Dry meat market

End of the day market wrap-up

Lean Hog (CME:HEN14)

Fundamental Support: Wholesale pork was up $2 on Friday but cash hogs were down. Today cash pork gained another $2. This time it was accompanied by moderately higher cash hogs. The trade is trying, yet again, to argue that we are finally at the turning point in this cash market. Theoretically we should be there as June represents a sharp change in slaughter levels. Realistically it may be hard to get futures too excited right now though. July and August already have a premium plugged in.

Also, we have not really hit the real PED numbers in the slaughter mix. When it does return, now thought to be in July or August, the trade is getting skeptical over how much support could be seen. This leaves us with the same price outlook as before. With no real PED issues you are looking at $105. If PED does return later this summer in a bigger way then $130 is the price.


Live Cattle (CME:LEM14)

Fundamental Support: The trend of feedlots holding back numbers is continuing into June as well. We would expect this trend to continue through the entire month. Showlists for the week, in the afternoon discussions, actually fell by 31,000 head in the major states. Of that total, Nebraska was responsible for 27,000. This net decline is a bullish turnaround from early morning discussions. Supporting today’s futures action was word that South Korea would likely allow beef imports containing zilpaterol after mid-July. This is the additive used in the Zilmax product that was pulled off the shelves by Merck. South Korea has purchased about 12% of our beef exports this year.

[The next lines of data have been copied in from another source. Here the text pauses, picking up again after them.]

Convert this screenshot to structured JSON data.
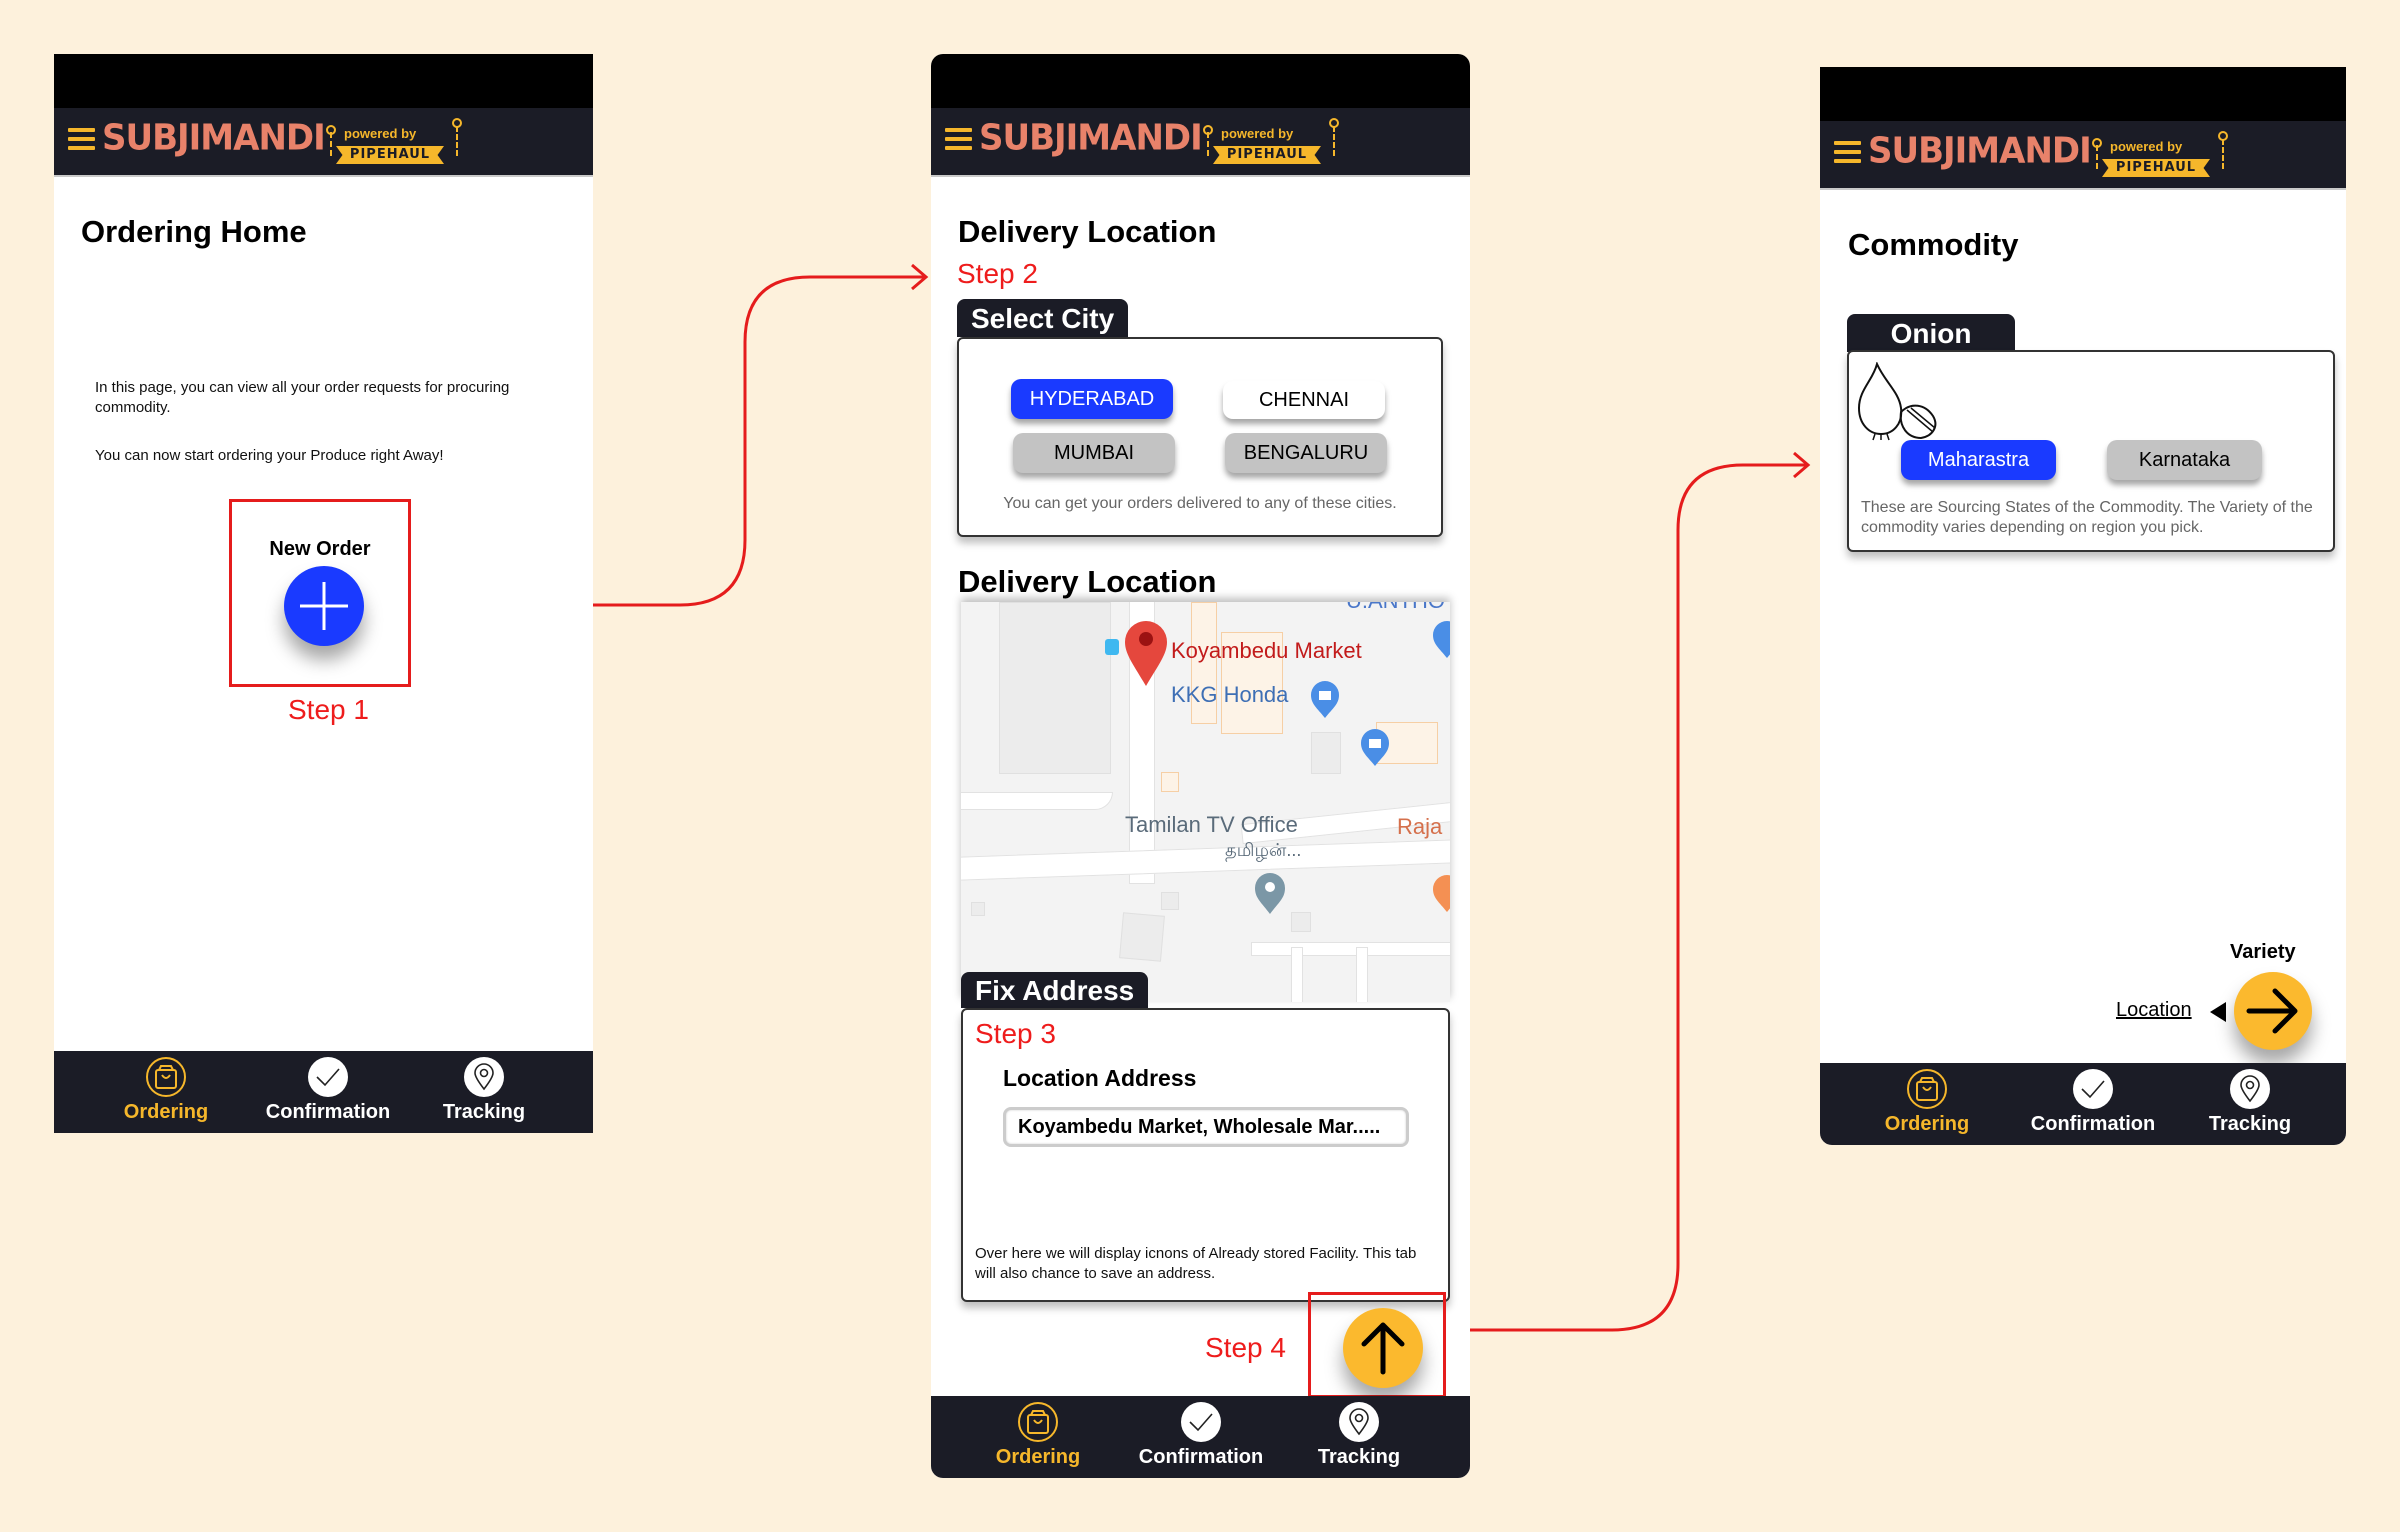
{
  "app": {
    "brand": "SUBJIMANDI",
    "powered_by": "powered by",
    "partner": "PIPEHAUL",
    "colors": {
      "background": "#fdf1dc",
      "appbar": "#1b1c26",
      "brand": "#e8826a",
      "accent": "#f6b72b",
      "primary_blue": "#1a3aff",
      "step_red": "#ee1c1c"
    }
  },
  "nav": {
    "items": [
      {
        "label": "Ordering",
        "icon": "shopping-bag-icon",
        "active": true
      },
      {
        "label": "Confirmation",
        "icon": "checkmark-icon",
        "active": false
      },
      {
        "label": "Tracking",
        "icon": "location-pin-icon",
        "active": false
      }
    ]
  },
  "screen1": {
    "title": "Ordering Home",
    "description": "In this page, you can view all your order requests for procuring commodity.",
    "cta_text": "You can now start ordering  your Produce right Away!",
    "new_order_label": "New Order",
    "new_order_icon": "plus-icon",
    "step": "Step 1"
  },
  "screen2": {
    "title": "Delivery Location",
    "step": "Step 2",
    "select_city": {
      "tab": "Select City",
      "cities": [
        {
          "label": "HYDERABAD",
          "state": "selected"
        },
        {
          "label": "CHENNAI",
          "state": "default"
        },
        {
          "label": "MUMBAI",
          "state": "disabled"
        },
        {
          "label": "BENGALURU",
          "state": "disabled"
        }
      ],
      "hint": "You can get your orders delivered to any of these cities."
    },
    "map_section_title": "Delivery Location",
    "map": {
      "pin_label": "Koyambedu Market",
      "places": [
        "KKG Honda",
        "Tamilan TV Office",
        "தமிழன்...",
        "Raja"
      ],
      "partial_label_top": "U.ANTHO"
    },
    "fix_address": {
      "tab": "Fix Address",
      "step": "Step 3",
      "field_label": "Location Address",
      "field_value": "Koyambedu Market, Wholesale Mar.....",
      "note": "Over here we will display icnons of Already stored Facility. This tab will also chance to save an address."
    },
    "next_step": "Step 4",
    "next_icon": "arrow-up-icon"
  },
  "screen3": {
    "title": "Commodity",
    "commodity_tab": "Onion",
    "commodity_icon": "onion-icon",
    "states": [
      {
        "label": "Maharastra",
        "state": "selected"
      },
      {
        "label": "Karnataka",
        "state": "disabled"
      }
    ],
    "hint": "These are Sourcing States of the Commodity. The Variety of the commodity varies depending on region you pick.",
    "next_label": "Variety",
    "back_link": "Location",
    "next_icon": "arrow-right-icon"
  }
}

For this week, we would not expect cash cattle to trade higher. It certainly reduces that chance for $2 lower. As it stands we would guess steady to $1 lower will take this week’s numbers. Though smaller showlists would be a bullish issue this comes at a time when wholesale beef has trended lower now for three days in a row. Additionally there is a little more talk in the industry about this delayed marketing issue. It is a bit too hard to ignore when the past three weeks of kills have run 8% to 10% lower than last year. The bottom line here is the number of finished cattle hitting the plants in June will be smaller than it should. We will have to pay the piper in later July or early August but for now, cash won’t fall as much as it should. We will stand aside for speculative trading for the short term.